In mid-1990, a group of politicians—elders representing virtually every clan—published a manifesto calling for Siad Barré to resign. They told him that the country was in chaos and he should relinquish power so elections could be held. Siad Barré had some of these men thrown in jail. A stable peace in the country seemed remote.
Maryan’s country relatives bought several small machine guns and began sitting at her gate, day and night, with coils of ammunition across their bellies. The same happened at other relatives’ homes. Guards armed to the teeth, often clan members from the countryside, took up positions in front of the doors of their urban relatives to protect their lives and property.
* * *
I fell out with Arro and moved in to Ibado Dhadey’s house. One particularly lugubrious Saturday, I decided to visit my Aunt Khadija, my mother’s much older half-sister. Khadija was grand and imperious, almost as old as my grandmother but taller, more regal, and even sharper-tongued. I groaned inwardly as I thought about the tongue-lashing she was bound to inflict on me for having visited her so little in the months I’d been in Mogadishu.

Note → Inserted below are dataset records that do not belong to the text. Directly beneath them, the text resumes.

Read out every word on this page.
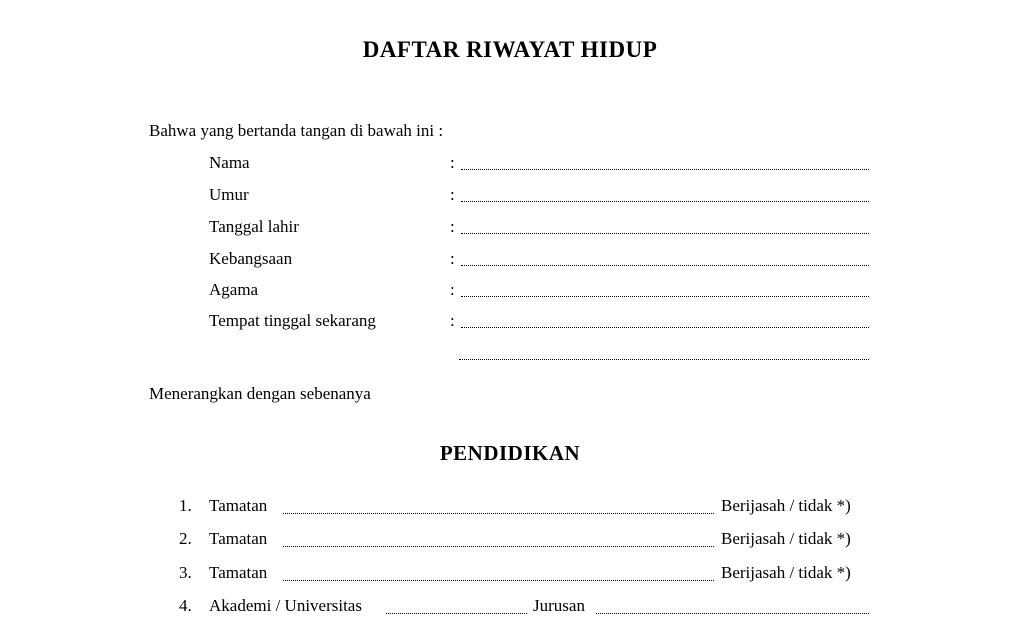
DAFTAR RIWAYAT HIDUP
Bahwa yang bertanda tangan di bawah ini :
Nama	:
Umur	:
Tanggal lahir	:
Kebangsaan	:
Agama	:
Tempat tinggal sekarang	:
Menerangkan dengan sebenanya
PENDIDIKAN
1. Tamatan	Berijasah / tidak *)
2. Tamatan	Berijasah / tidak *)
3. Tamatan	Berijasah / tidak *)
4. Akademi / Universitas	Jurusan
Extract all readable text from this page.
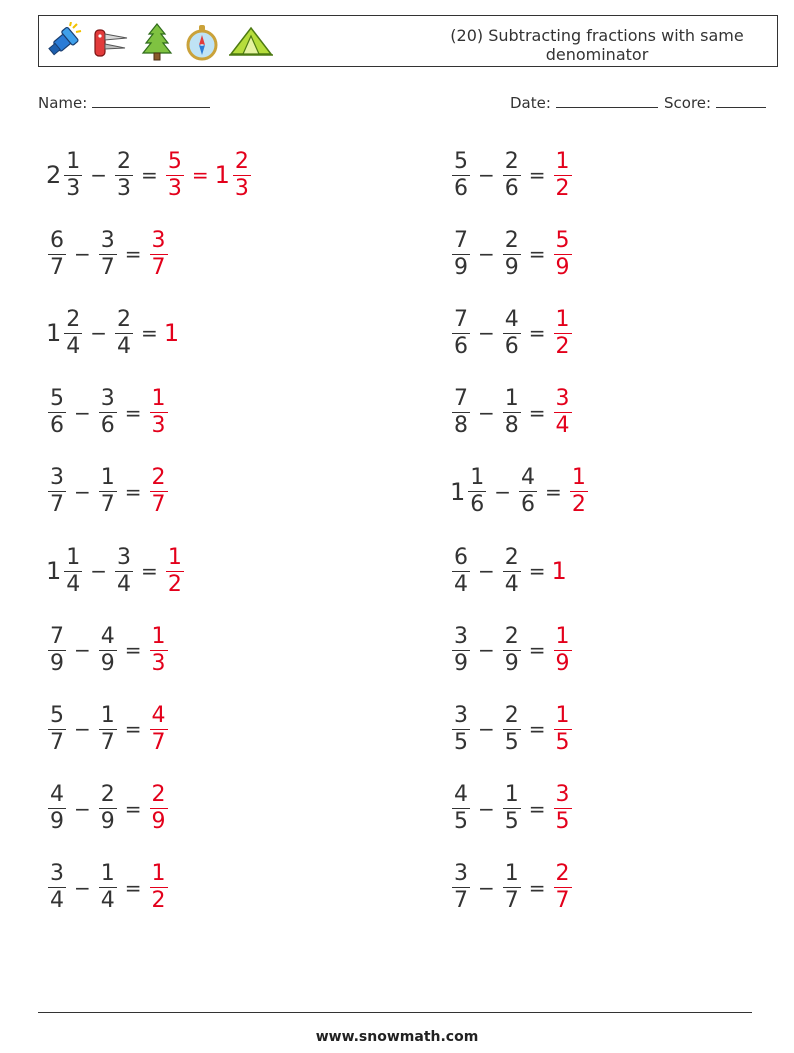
(20) Subtracting fractions with same
denominator
Name:	Date:	Score:
$2 \frac{1}{3} - \frac{2}{3} = \frac{5}{3} = 1 \frac{2}{3}$
$\frac{6}{7} - \frac{3}{7} = \frac{3}{7}$
$1 \frac{2}{4} - \frac{2}{4} = 1$
$\frac{5}{6} - \frac{3}{6} = \frac{1}{3}$
$\frac{3}{7} - \frac{1}{7} = \frac{2}{7}$
$1 \frac{1}{4} - \frac{3}{4} = \frac{1}{2}$
$\frac{7}{9} - \frac{4}{9} = \frac{1}{3}$
$\frac{5}{7} - \frac{1}{7} = \frac{4}{7}$
$\frac{4}{9} - \frac{2}{9} = \frac{2}{9}$
$\frac{3}{4} - \frac{1}{4} = \frac{1}{2}$
$\frac{5}{6} - \frac{2}{6} = \frac{1}{2}$
$\frac{7}{9} - \frac{2}{9} = \frac{5}{9}$
$\frac{7}{6} - \frac{4}{6} = \frac{1}{2}$
$\frac{7}{8} - \frac{1}{8} = \frac{3}{4}$
$1 \frac{1}{6} - \frac{4}{6} = \frac{1}{2}$
$\frac{6}{4} - \frac{2}{4} = 1$
$\frac{3}{9} - \frac{2}{9} = \frac{1}{9}$
$\frac{3}{5} - \frac{2}{5} = \frac{1}{5}$
$\frac{4}{5} - \frac{1}{5} = \frac{3}{5}$
$\frac{3}{7} - \frac{1}{7} = \frac{2}{7}$
www.snowmath.com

I was careful to be impeccably clean and ironed my clothes, and I made sure I had a present for her. Khadija was a hawk about eti
quette. She pounced on every infelicity of diction. You had to wait for her to greet you, and then greet her poetically back, standing perfectly upright.
I acquitted myself acceptably at the doorway; we swept into the dining room for tea. I marveled at the room and its antique European chairs and knives and forks. Khadija must have been the only woman in Mogadishu to live this way. I was so astonished that, despite my wary pledge to myself to put on my best manners, I made the mistake of flopping on a chair.
Khadija was at me in a minute. “Didn’t poor Asha even teach you how to sit? Are you a little monkey?” Her tongue-lashing went on and on, comparing me to a host of little animals of which no manners could be expected, and constantly tossing out half-veiled insults at my mother, who hadn’t trained me right. It was really a bravura performance, and although part of me was insulted, I also marveled at the play of language—this beautiful, haughty, dry prose, delivered by an old woman sitting ramrod straight, with the steadiest gaze I had ever seen.
You couldn’t rebel, or cry, or protest when Khadija scolded you. If you did, you’d get another lecture on how weak your character was, how you would never learn anything, and die as shabbily as you were born. You were required to look her in the eye, nodding to show you were taking it in, and I did that. I could see my stoicism pleased my august aunt.
When she was finished, Khadija commenced serving tea. I turned toward the door and was startled to see a young man standing in the doorway. He was strikingly good-looking, and he was grinning broadly at my predicament. Clearly he had witnessed the whole scene.